The iron industry and Iron Museum of the City of Iron Vallorbe

Blacksmiths were already utilising iron ore found in the Pied-du-Jura 350 years before Christ. his industry continued until about the 6th century A.D. From the 12th century, a few documents prove that the iron industry revived in the Jura. In Vallorbe, the first factories, the forerunners of the current industries, date from the last quarter of the 13th century.

There was water from the River Orbe to drive the wheels, wood for building and manufacturing charcoal, and iron ore, notably in the Mont d’Orzeires, on the northern side of the Dent de Vaulion.
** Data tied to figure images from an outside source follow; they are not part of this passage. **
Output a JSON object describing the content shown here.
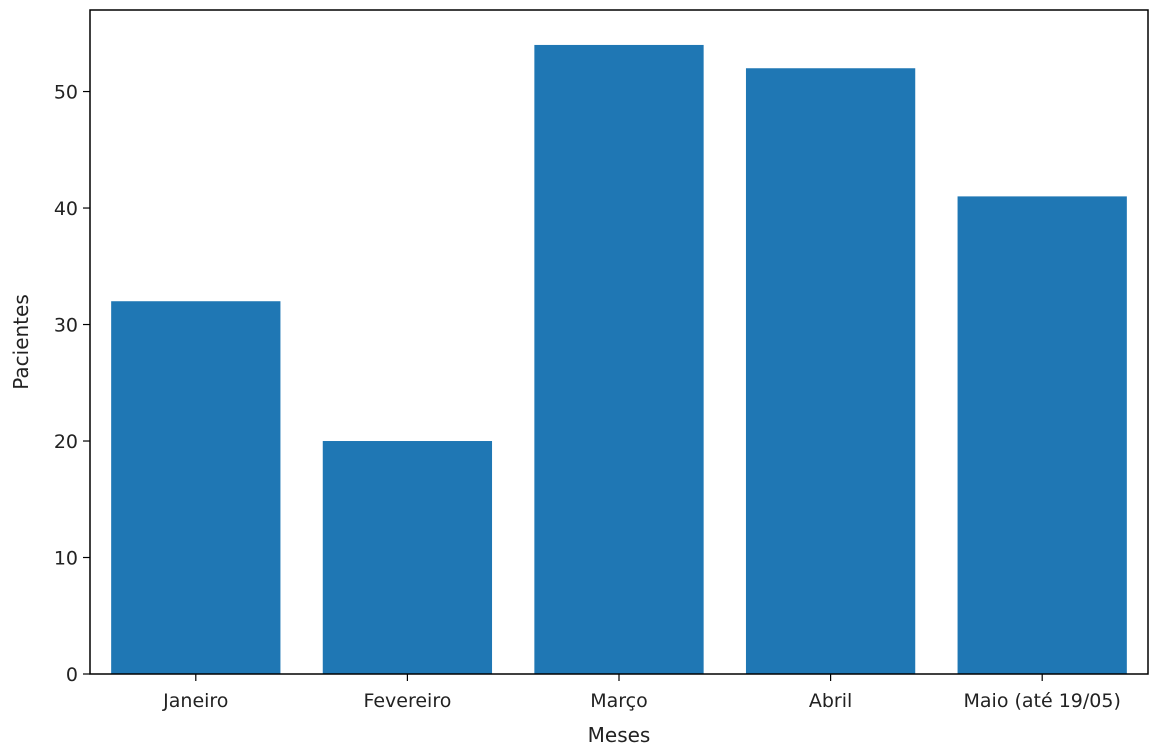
{
  "chart_data": {
    "type": "bar",
    "categories": [
      "Janeiro",
      "Fevereiro",
      "Março",
      "Abril",
      "Maio (até 19/05)"
    ],
    "values": [
      32,
      20,
      54,
      52,
      41
    ],
    "xlabel": "Meses",
    "ylabel": "Pacientes",
    "ylim": [
      0,
      57
    ],
    "yticks": [
      0,
      10,
      20,
      30,
      40,
      50
    ],
    "grid": false,
    "bar_color": "#1f77b4"
  }
}
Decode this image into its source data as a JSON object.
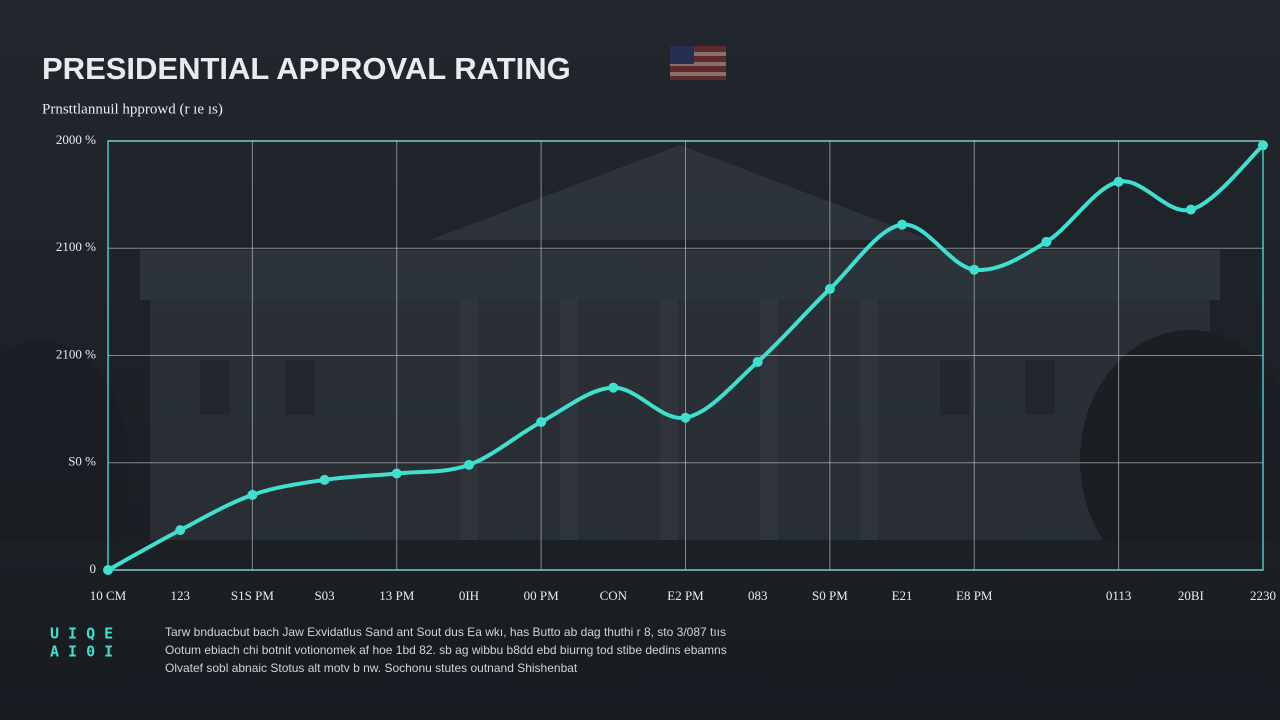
{
  "chart_data": {
    "type": "line",
    "title": "PRESIDENTIAL APPROVAL RATING",
    "subtitle": "Prnsttlannuil hpprowd (r ıe ıs)",
    "categories": [
      "10 CM",
      "123",
      "S1S PM",
      "S03",
      "13 PM",
      "0IH",
      "00 PM",
      "CON",
      "E2 PM",
      "083",
      "S0 PM",
      "E21",
      "E8 PM",
      null,
      "0113",
      "20BI",
      "2230"
    ],
    "series": [
      {
        "name": "Approval",
        "color": "#3fe0cf",
        "values": [
          0,
          18.6,
          35,
          42,
          45,
          49,
          69,
          85,
          71,
          97,
          131,
          161,
          140,
          153,
          181,
          168,
          198
        ]
      }
    ],
    "ylim": [
      0,
      200
    ],
    "yticks": [
      0,
      {
        "value": 50,
        "label": "S0 %"
      },
      {
        "value": 100,
        "label": "2100 %"
      },
      {
        "value": 150,
        "label": "2100 %"
      },
      {
        "value": 200,
        "label": "2000 %"
      }
    ],
    "grid": true,
    "logo": [
      "U I Q E",
      "A I 0 I"
    ],
    "notes": [
      "Tarw bnduacbut bach Jaw Exvidatlus Sand ant Sout dus Ea wkı, has Butto ab dag thuthi r 8, sto 3/087 tııs",
      "Ootum ebiach chi botnit votionomek af hoe 1bd 82. sb ag wibbu b8dd ebd biurng tod stibe dedins ebamns",
      "Olvatef sobl abnaic Stotus alt motv b nw. Sochonu stutes outnand Shishenbat"
    ]
  }
}
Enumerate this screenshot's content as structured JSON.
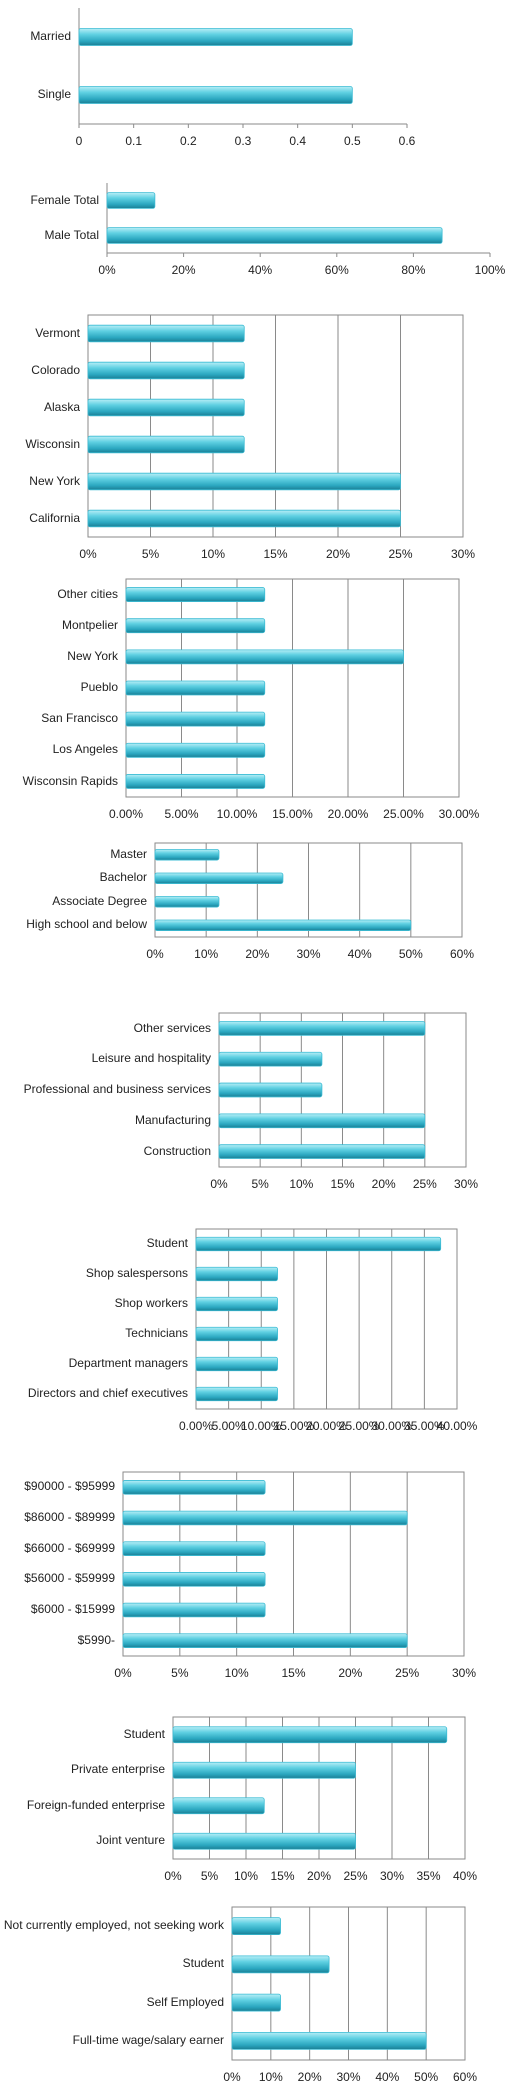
{
  "chart_data": [
    {
      "type": "bar",
      "orientation": "horizontal",
      "grid": false,
      "color": "#3cbcd4",
      "categories": [
        "Married",
        "Single"
      ],
      "values": [
        0.5,
        0.5
      ],
      "xlim": [
        0,
        0.6
      ],
      "xticks": [
        0,
        0.1,
        0.2,
        0.3,
        0.4,
        0.5,
        0.6
      ]
    },
    {
      "type": "bar",
      "orientation": "horizontal",
      "grid": false,
      "color": "#3cbcd4",
      "categories": [
        "Female Total",
        "Male Total"
      ],
      "values": [
        12.5,
        87.5
      ],
      "xlim": [
        0,
        100
      ],
      "xticks": [
        {
          "value": 0,
          "label": "0%"
        },
        {
          "value": 20,
          "label": "20%"
        },
        {
          "value": 40,
          "label": "40%"
        },
        {
          "value": 60,
          "label": "60%"
        },
        {
          "value": 80,
          "label": "80%"
        },
        {
          "value": 100,
          "label": "100%"
        }
      ]
    },
    {
      "type": "bar",
      "orientation": "horizontal",
      "grid": true,
      "color": "#3cbcd4",
      "categories": [
        "Vermont",
        "Colorado",
        "Alaska",
        "Wisconsin",
        "New York",
        "California"
      ],
      "values": [
        12.5,
        12.5,
        12.5,
        12.5,
        25,
        25
      ],
      "xlim": [
        0,
        30
      ],
      "xticks": [
        {
          "value": 0,
          "label": "0%"
        },
        {
          "value": 5,
          "label": "5%"
        },
        {
          "value": 10,
          "label": "10%"
        },
        {
          "value": 15,
          "label": "15%"
        },
        {
          "value": 20,
          "label": "20%"
        },
        {
          "value": 25,
          "label": "25%"
        },
        {
          "value": 30,
          "label": "30%"
        }
      ]
    },
    {
      "type": "bar",
      "orientation": "horizontal",
      "grid": true,
      "color": "#3cbcd4",
      "categories": [
        "Other cities",
        "Montpelier",
        "New York",
        "Pueblo",
        "San Francisco",
        "Los Angeles",
        "Wisconsin Rapids"
      ],
      "values": [
        12.5,
        12.5,
        25,
        12.5,
        12.5,
        12.5,
        12.5
      ],
      "xlim": [
        0,
        30
      ],
      "xticks": [
        {
          "value": 0,
          "label": "0.00%"
        },
        {
          "value": 5,
          "label": "5.00%"
        },
        {
          "value": 10,
          "label": "10.00%"
        },
        {
          "value": 15,
          "label": "15.00%"
        },
        {
          "value": 20,
          "label": "20.00%"
        },
        {
          "value": 25,
          "label": "25.00%"
        },
        {
          "value": 30,
          "label": "30.00%"
        }
      ]
    },
    {
      "type": "bar",
      "orientation": "horizontal",
      "grid": true,
      "color": "#3cbcd4",
      "categories": [
        "Master",
        "Bachelor",
        "Associate Degree",
        "High school and below"
      ],
      "values": [
        12.5,
        25,
        12.5,
        50
      ],
      "xlim": [
        0,
        60
      ],
      "xticks": [
        {
          "value": 0,
          "label": "0%"
        },
        {
          "value": 10,
          "label": "10%"
        },
        {
          "value": 20,
          "label": "20%"
        },
        {
          "value": 30,
          "label": "30%"
        },
        {
          "value": 40,
          "label": "40%"
        },
        {
          "value": 50,
          "label": "50%"
        },
        {
          "value": 60,
          "label": "60%"
        }
      ]
    },
    {
      "type": "bar",
      "orientation": "horizontal",
      "grid": true,
      "color": "#3cbcd4",
      "categories": [
        "Other services",
        "Leisure and hospitality",
        "Professional and  business services",
        "Manufacturing",
        "Construction"
      ],
      "values": [
        25,
        12.5,
        12.5,
        25,
        25
      ],
      "xlim": [
        0,
        30
      ],
      "xticks": [
        {
          "value": 0,
          "label": "0%"
        },
        {
          "value": 5,
          "label": "5%"
        },
        {
          "value": 10,
          "label": "10%"
        },
        {
          "value": 15,
          "label": "15%"
        },
        {
          "value": 20,
          "label": "20%"
        },
        {
          "value": 25,
          "label": "25%"
        },
        {
          "value": 30,
          "label": "30%"
        }
      ]
    },
    {
      "type": "bar",
      "orientation": "horizontal",
      "grid": true,
      "color": "#3cbcd4",
      "categories": [
        "Student",
        "Shop salespersons",
        "Shop workers",
        "Technicians",
        "Department managers",
        "Directors and chief executives"
      ],
      "values": [
        37.5,
        12.5,
        12.5,
        12.5,
        12.5,
        12.5
      ],
      "xlim": [
        0,
        40
      ],
      "xticks": [
        {
          "value": 0,
          "label": "0.00%"
        },
        {
          "value": 5,
          "label": "5.00%"
        },
        {
          "value": 10,
          "label": "10.00%"
        },
        {
          "value": 15,
          "label": "15.00%"
        },
        {
          "value": 20,
          "label": "20.00%"
        },
        {
          "value": 25,
          "label": "25.00%"
        },
        {
          "value": 30,
          "label": "30.00%"
        },
        {
          "value": 35,
          "label": "35.00%"
        },
        {
          "value": 40,
          "label": "40.00%"
        }
      ]
    },
    {
      "type": "bar",
      "orientation": "horizontal",
      "grid": true,
      "color": "#3cbcd4",
      "categories": [
        "$90000 - $95999",
        "$86000 - $89999",
        "$66000 - $69999",
        "$56000 - $59999",
        "$6000 - $15999",
        "$5990-"
      ],
      "values": [
        12.5,
        25,
        12.5,
        12.5,
        12.5,
        25
      ],
      "xlim": [
        0,
        30
      ],
      "xticks": [
        {
          "value": 0,
          "label": "0%"
        },
        {
          "value": 5,
          "label": "5%"
        },
        {
          "value": 10,
          "label": "10%"
        },
        {
          "value": 15,
          "label": "15%"
        },
        {
          "value": 20,
          "label": "20%"
        },
        {
          "value": 25,
          "label": "25%"
        },
        {
          "value": 30,
          "label": "30%"
        }
      ]
    },
    {
      "type": "bar",
      "orientation": "horizontal",
      "grid": true,
      "color": "#3cbcd4",
      "categories": [
        "Student",
        "Private enterprise",
        "Foreign-funded enterprise",
        "Joint venture"
      ],
      "values": [
        37.5,
        25,
        12.5,
        25
      ],
      "xlim": [
        0,
        40
      ],
      "xticks": [
        {
          "value": 0,
          "label": "0%"
        },
        {
          "value": 5,
          "label": "5%"
        },
        {
          "value": 10,
          "label": "10%"
        },
        {
          "value": 15,
          "label": "15%"
        },
        {
          "value": 20,
          "label": "20%"
        },
        {
          "value": 25,
          "label": "25%"
        },
        {
          "value": 30,
          "label": "30%"
        },
        {
          "value": 35,
          "label": "35%"
        },
        {
          "value": 40,
          "label": "40%"
        }
      ]
    },
    {
      "type": "bar",
      "orientation": "horizontal",
      "grid": true,
      "color": "#3cbcd4",
      "categories": [
        "Not currently employed, not seeking work",
        "Student",
        "Self Employed",
        "Full-time wage/salary earner"
      ],
      "values": [
        12.5,
        25,
        12.5,
        50
      ],
      "xlim": [
        0,
        60
      ],
      "xticks": [
        {
          "value": 0,
          "label": "0%"
        },
        {
          "value": 10,
          "label": "10%"
        },
        {
          "value": 20,
          "label": "20%"
        },
        {
          "value": 30,
          "label": "30%"
        },
        {
          "value": 40,
          "label": "40%"
        },
        {
          "value": 50,
          "label": "50%"
        },
        {
          "value": 60,
          "label": "60%"
        }
      ]
    }
  ]
}
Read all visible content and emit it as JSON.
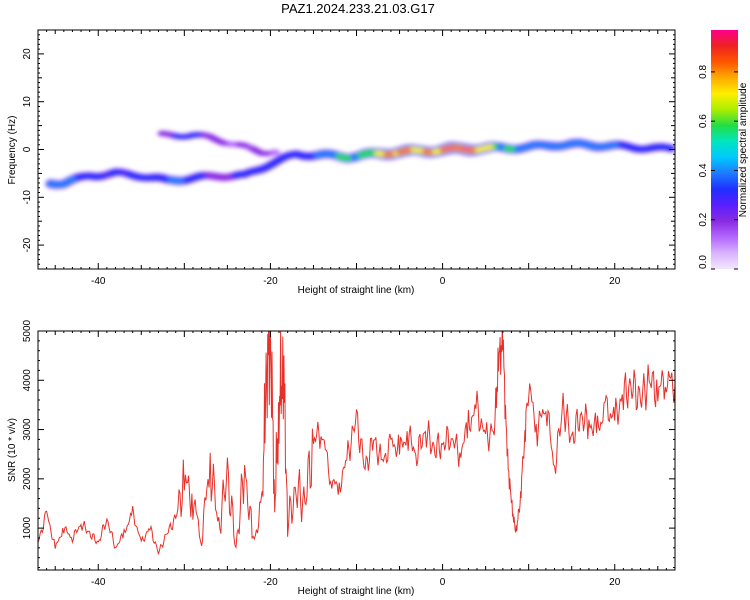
{
  "title": "PAZ1.2024.233.21.03.G17",
  "colormap": [
    "#f2e6ff",
    "#d9b3ff",
    "#b366ff",
    "#8a2be2",
    "#5a1fff",
    "#1f2fff",
    "#1e7bff",
    "#00c8ff",
    "#00e6c0",
    "#22dd44",
    "#aaee00",
    "#ffee00",
    "#ffaa00",
    "#ff5500",
    "#ee2222",
    "#ff0088"
  ],
  "line_color": "#e8302a",
  "chart_data": [
    {
      "type": "heatmap",
      "xlabel": "Height of straight line (km)",
      "ylabel": "Frequency (Hz)",
      "xlim": [
        -47,
        27
      ],
      "ylim": [
        -25,
        25
      ],
      "x_ticks": [
        -40,
        -20,
        0,
        20
      ],
      "y_ticks": [
        -20,
        -10,
        0,
        10,
        20
      ],
      "colorbar": {
        "label": "Normalized spectral amplitude",
        "range": [
          0,
          0.97
        ],
        "ticks": [
          0.0,
          0.2,
          0.4,
          0.6,
          0.8
        ]
      },
      "ridge": {
        "x": [
          -44,
          -41,
          -38,
          -35,
          -32,
          -29,
          -26,
          -23,
          -20,
          -17,
          -14,
          -11,
          -8,
          -5,
          -2,
          1,
          4,
          7,
          10,
          13,
          16,
          19,
          22,
          25
        ],
        "y": [
          -7.0,
          -5.5,
          -5.0,
          -5.5,
          -6.5,
          -6.0,
          -5.5,
          -5.5,
          -3.0,
          -1.0,
          -1.2,
          -1.5,
          -1.0,
          -0.5,
          -0.3,
          0.0,
          0.2,
          0.3,
          0.5,
          1.0,
          1.0,
          0.8,
          0.5,
          0.2
        ],
        "amplitude": [
          0.45,
          0.35,
          0.25,
          0.3,
          0.45,
          0.3,
          0.25,
          0.3,
          0.3,
          0.35,
          0.45,
          0.6,
          0.75,
          0.85,
          0.9,
          0.97,
          0.9,
          0.6,
          0.4,
          0.55,
          0.5,
          0.45,
          0.35,
          0.3
        ]
      },
      "branch": {
        "x": [
          -31,
          -29,
          -27,
          -25,
          -23,
          -21
        ],
        "y": [
          3.0,
          3.0,
          2.5,
          1.5,
          0.5,
          -0.5
        ],
        "amplitude": [
          0.25,
          0.3,
          0.2,
          0.15,
          0.15,
          0.15
        ]
      }
    },
    {
      "type": "line",
      "xlabel": "Height of straight line (km)",
      "ylabel": "SNR (10 * v/v)",
      "xlim": [
        -47,
        27
      ],
      "ylim": [
        150,
        5000
      ],
      "x_ticks": [
        -40,
        -20,
        0,
        20
      ],
      "y_ticks": [
        1000,
        2000,
        3000,
        4000,
        5000
      ],
      "x": [
        -47,
        -46,
        -45,
        -44,
        -43,
        -42,
        -41,
        -40,
        -39,
        -38,
        -37,
        -36,
        -35,
        -34,
        -33,
        -32,
        -31,
        -30,
        -29,
        -28,
        -27,
        -26,
        -25,
        -24,
        -23,
        -22,
        -21,
        -20.5,
        -20,
        -19.5,
        -19,
        -18.5,
        -18,
        -17,
        -16,
        -15,
        -14,
        -13,
        -12,
        -11,
        -10,
        -9,
        -8,
        -7,
        -6,
        -5,
        -4,
        -3,
        -2,
        -1,
        0,
        1,
        2,
        3,
        4,
        5,
        6,
        6.5,
        7,
        7.5,
        8,
        8.5,
        9,
        9.5,
        10,
        11,
        12,
        13,
        14,
        15,
        16,
        17,
        18,
        19,
        20,
        21,
        22,
        23,
        24,
        25,
        26,
        27
      ],
      "y": [
        700,
        1300,
        600,
        1000,
        800,
        1100,
        900,
        700,
        1200,
        600,
        900,
        1300,
        700,
        1000,
        500,
        900,
        1200,
        2000,
        1600,
        800,
        2400,
        1000,
        2100,
        600,
        2200,
        700,
        1400,
        4000,
        5000,
        1500,
        3500,
        4400,
        1100,
        1800,
        1500,
        2800,
        3000,
        2000,
        1800,
        2500,
        3200,
        2200,
        2800,
        2300,
        2700,
        2600,
        2900,
        2500,
        3000,
        2600,
        2700,
        2900,
        2500,
        3100,
        3400,
        2800,
        3000,
        4400,
        4800,
        2500,
        1500,
        900,
        1500,
        2800,
        3900,
        3000,
        3600,
        2200,
        3500,
        2800,
        3300,
        3100,
        3000,
        3400,
        3200,
        3700,
        3900,
        3600,
        4000,
        3800,
        4100,
        3900
      ]
    }
  ]
}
Between 1280 and 1285, the prior Romainmôtier set up the valley’s first bloomery at la Dernier. A bloomery reduces iron ore into iron that is directly forgeable, as in the primitive furnaces of the Bellaires. At the beginning of the 16th century, Vallorbe was already a steelmaking centre with three bloomeries and several forges.

The technical revolution embodied in the discovery of the blast furnace, in which cast iron is produced in large quantities, gave new impetus to the iron industry. In about 1670, Vallorbe had three blast furnaces, several fire-refining installations and about thirty forges.

By the end of the 17th century, production of cast iron had ceased in Vallorbe. Metalworking had to diversify and become specialised. The Vallorbians bought their iron elsewhere and became locksmiths, gunsmiths, nailsmiths, and farriers.

This boom continued until about 1850 and was sustained thanks to manufacturing files, tools and chains. Les Usines Métallurgiques de Vallorbe, founded in 1899, and specialising in producing precision files and chains for chainsaws, kept up the worldwide reputation of the Cité du Fer (City of Ironworks).

The iron industry also evolved elsewhere in the Jura, leading to the cutting of fine stones, the manufacture of music boxes, razors, chisels, and other precision tools or machines.

The Iron Museum (musée du fer) occupies the buildings of a site in Vallorbe, where ironworking has been carried on since 1495. The museum demonstrates the origins of the iron industry, of its development and of its current applications. The functioning of the canal wheels, the machines, and the forge are the real heart of the Museum.